Brooklyn is like Chicago, minus the space. Emotion minus space usually means cruelty. Think of that one psychological experiment where they added more and more rats to the box, they just jammed more and more rats into the box and it wasn't long before the rats bit back, before they sank their teeth into a weaker neck to try and make their space. That's Brooklyn.

And the man heaves and stares at me, his companion moans and tries to rise and their cabbie wishes he was someplace else entirely. I feel the boyfriend take me by the elbow. Keep walking, Lisa, keep walking.

We walk past the precinct house in our neighborhood and I'm worrying and worrying the whole thing like a drooling bulldog with his mangled chew toy. Wondering, you know. What could we have done? There's a cop outside the building. He looks like a million guys in Brooklyn, brunette and all gut. But he'll stand up when you ask him to, that's why they pay him the big bucks. I ask him what we should have done.

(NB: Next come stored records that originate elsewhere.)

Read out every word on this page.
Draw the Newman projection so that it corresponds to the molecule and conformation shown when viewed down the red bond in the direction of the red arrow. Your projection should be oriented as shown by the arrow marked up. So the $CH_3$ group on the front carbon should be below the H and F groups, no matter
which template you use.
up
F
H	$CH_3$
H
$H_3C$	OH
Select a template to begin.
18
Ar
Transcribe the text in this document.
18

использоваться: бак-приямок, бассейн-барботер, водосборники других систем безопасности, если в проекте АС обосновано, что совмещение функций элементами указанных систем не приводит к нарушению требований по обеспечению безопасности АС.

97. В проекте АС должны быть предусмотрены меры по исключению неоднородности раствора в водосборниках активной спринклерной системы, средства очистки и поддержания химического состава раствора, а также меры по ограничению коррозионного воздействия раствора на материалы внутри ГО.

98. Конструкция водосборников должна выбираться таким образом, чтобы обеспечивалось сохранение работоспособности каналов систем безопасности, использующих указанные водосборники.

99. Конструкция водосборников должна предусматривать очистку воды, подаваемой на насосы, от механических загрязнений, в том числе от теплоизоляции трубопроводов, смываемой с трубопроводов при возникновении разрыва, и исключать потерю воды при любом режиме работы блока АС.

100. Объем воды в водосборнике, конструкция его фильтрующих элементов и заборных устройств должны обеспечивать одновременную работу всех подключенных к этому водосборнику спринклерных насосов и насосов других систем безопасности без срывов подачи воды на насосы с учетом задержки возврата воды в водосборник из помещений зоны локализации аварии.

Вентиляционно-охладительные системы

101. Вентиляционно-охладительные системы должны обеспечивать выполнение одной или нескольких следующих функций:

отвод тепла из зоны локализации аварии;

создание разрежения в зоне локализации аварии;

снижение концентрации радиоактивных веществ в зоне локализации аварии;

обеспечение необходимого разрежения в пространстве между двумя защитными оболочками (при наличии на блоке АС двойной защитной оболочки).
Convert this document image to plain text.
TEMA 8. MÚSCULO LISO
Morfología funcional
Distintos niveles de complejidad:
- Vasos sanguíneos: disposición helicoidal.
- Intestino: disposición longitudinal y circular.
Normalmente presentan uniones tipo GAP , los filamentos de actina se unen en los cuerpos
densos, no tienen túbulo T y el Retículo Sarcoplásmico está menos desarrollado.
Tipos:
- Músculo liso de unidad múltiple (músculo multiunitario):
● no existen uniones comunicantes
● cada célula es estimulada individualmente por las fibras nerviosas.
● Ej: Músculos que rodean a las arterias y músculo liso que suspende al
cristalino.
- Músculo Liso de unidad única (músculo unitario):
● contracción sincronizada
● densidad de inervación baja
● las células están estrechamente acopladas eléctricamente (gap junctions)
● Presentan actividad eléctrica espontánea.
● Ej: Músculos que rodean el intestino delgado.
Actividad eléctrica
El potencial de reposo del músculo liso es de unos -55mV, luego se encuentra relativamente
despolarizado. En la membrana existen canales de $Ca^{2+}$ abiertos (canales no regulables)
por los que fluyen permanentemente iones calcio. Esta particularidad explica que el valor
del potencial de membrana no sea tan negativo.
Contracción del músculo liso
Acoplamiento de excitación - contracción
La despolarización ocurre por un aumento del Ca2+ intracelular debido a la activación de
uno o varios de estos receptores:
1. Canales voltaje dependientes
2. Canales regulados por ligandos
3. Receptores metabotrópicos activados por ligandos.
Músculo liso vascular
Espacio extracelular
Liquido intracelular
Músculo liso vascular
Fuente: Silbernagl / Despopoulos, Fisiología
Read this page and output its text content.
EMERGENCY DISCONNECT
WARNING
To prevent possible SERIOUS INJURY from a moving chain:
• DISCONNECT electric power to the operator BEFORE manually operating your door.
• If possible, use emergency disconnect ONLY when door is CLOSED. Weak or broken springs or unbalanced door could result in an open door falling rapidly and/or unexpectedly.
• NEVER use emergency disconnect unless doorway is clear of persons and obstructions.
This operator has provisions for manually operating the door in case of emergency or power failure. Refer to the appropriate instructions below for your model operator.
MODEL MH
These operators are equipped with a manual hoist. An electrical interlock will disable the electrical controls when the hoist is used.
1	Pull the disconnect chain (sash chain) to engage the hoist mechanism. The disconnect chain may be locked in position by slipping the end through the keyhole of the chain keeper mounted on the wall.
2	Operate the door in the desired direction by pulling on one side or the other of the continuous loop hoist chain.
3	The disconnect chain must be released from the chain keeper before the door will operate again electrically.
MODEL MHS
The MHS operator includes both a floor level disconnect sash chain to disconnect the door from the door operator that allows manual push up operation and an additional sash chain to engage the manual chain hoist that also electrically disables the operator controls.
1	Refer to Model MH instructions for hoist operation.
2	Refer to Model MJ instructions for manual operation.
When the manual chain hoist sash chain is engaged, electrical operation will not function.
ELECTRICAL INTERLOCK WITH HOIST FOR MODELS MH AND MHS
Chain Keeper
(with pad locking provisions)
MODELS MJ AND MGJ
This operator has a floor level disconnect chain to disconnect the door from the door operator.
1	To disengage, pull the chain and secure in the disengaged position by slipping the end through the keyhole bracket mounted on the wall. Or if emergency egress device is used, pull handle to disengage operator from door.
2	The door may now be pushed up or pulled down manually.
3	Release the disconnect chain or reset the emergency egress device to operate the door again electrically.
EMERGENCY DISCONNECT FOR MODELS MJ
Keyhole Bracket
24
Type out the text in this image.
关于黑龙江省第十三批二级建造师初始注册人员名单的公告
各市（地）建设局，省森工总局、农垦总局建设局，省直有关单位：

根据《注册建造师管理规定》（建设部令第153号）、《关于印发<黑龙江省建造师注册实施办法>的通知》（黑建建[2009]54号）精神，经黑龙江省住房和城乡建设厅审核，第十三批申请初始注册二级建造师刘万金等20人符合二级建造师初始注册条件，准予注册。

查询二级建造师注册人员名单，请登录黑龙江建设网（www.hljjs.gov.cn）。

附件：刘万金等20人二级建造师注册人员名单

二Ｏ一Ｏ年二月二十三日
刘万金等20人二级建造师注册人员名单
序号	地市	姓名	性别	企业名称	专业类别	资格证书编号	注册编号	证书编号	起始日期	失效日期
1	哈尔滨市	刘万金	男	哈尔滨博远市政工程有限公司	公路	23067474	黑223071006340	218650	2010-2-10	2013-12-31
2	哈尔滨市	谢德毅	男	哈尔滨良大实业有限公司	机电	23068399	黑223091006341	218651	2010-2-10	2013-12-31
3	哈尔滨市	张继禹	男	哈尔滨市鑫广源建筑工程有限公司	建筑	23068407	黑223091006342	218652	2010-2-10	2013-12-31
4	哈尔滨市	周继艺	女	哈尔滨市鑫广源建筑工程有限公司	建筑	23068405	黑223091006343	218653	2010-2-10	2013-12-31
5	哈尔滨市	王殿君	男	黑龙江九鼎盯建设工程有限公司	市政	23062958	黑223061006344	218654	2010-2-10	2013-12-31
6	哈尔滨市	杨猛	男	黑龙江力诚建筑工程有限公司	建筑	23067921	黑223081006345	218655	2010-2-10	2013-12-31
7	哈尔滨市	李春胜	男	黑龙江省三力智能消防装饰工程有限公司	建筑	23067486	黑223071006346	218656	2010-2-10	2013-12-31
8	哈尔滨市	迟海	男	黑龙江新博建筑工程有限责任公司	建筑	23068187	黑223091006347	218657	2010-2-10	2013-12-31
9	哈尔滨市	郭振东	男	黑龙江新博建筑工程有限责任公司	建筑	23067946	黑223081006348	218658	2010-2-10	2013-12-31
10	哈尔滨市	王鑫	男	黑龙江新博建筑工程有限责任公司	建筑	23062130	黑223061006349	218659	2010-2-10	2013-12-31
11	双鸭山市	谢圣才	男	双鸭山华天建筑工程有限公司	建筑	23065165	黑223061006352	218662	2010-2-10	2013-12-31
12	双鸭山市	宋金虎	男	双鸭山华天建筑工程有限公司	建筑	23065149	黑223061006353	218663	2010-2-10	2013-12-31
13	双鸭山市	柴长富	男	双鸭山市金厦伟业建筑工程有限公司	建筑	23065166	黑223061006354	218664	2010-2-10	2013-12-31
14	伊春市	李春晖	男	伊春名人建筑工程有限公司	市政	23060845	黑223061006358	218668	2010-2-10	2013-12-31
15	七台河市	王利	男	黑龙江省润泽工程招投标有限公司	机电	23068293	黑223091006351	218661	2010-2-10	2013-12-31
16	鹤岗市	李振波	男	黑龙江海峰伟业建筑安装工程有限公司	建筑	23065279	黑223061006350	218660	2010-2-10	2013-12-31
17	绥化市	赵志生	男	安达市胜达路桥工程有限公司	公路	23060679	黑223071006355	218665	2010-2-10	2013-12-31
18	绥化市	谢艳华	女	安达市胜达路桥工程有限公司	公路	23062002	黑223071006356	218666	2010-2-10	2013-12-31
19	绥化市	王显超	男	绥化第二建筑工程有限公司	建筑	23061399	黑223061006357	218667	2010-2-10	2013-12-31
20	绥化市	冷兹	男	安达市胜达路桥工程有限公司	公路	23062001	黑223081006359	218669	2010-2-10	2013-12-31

He pulls on his belt. "Wait for us."

"But what if she's bleeding. What if he's beating her to death?"

"Wait for us."

"But what if."

"Wait for us. Look. If we don't like to take domestic calls, and we don't, we certainly wouldn't expect you to handle it. All you can do is call us and wait. You just have to wait."

I look across the street and see the woman from the cab, tottering in her six-inch pumps, whimpering and nursing her head.

"Ah jeez, here comes trouble," the cop says, like he knows her.

I do, too. I recognize her now, from around the neighborhood. She's a stripper when she's feeling legal, a straight-on sex worker when she's not. That's what they say, the boys in the wife-beater tees after they watch her walk by. They usually watch her a good long time.

Sex industry activists have started movements to change the way this woman is perceived. They see her as a woman empowered, a woman who recognizes her gifts and exploits them for all they're worth. She embraces her sexuality and is stronger for it. But the activists are rarely there when the power is revoked. Like tonight. That's where the cops come in. That's where you call and wait.

The cop looks at her and shakes his head. I tell him who she is and he says, "Yeah, Christine. That's the way she lives it. What can you do?"

Well, I'm thinking, you can haul your doughnut-puffy butt across the street and see if she's alright, you can see if she wants medical attention, you can see if she wants to file a complaint. And I'm waiting for that glorious feeling to crawl up my spine and blow out the top of my head. I want my anger with me when I give the man a piece of my mind.

But the cop watches the woman teeter down the street and I notice his shoulders sag. He puts his hand in his pockets and suddenly looks bone tired, like he's so weary he could cry. And I can't be angry with him. What can he do when someone he's responsible for keeps putting herself in harm's way again and again? What happens when his well of good will run dry? Sure, her protection is his job. But he can't give what he ain't got.

I keep walking. I don't feel angry. I feel a bit ashamed that my anger is such a finicky creature. I wish it would come on and take me someplace. Anyplace but here.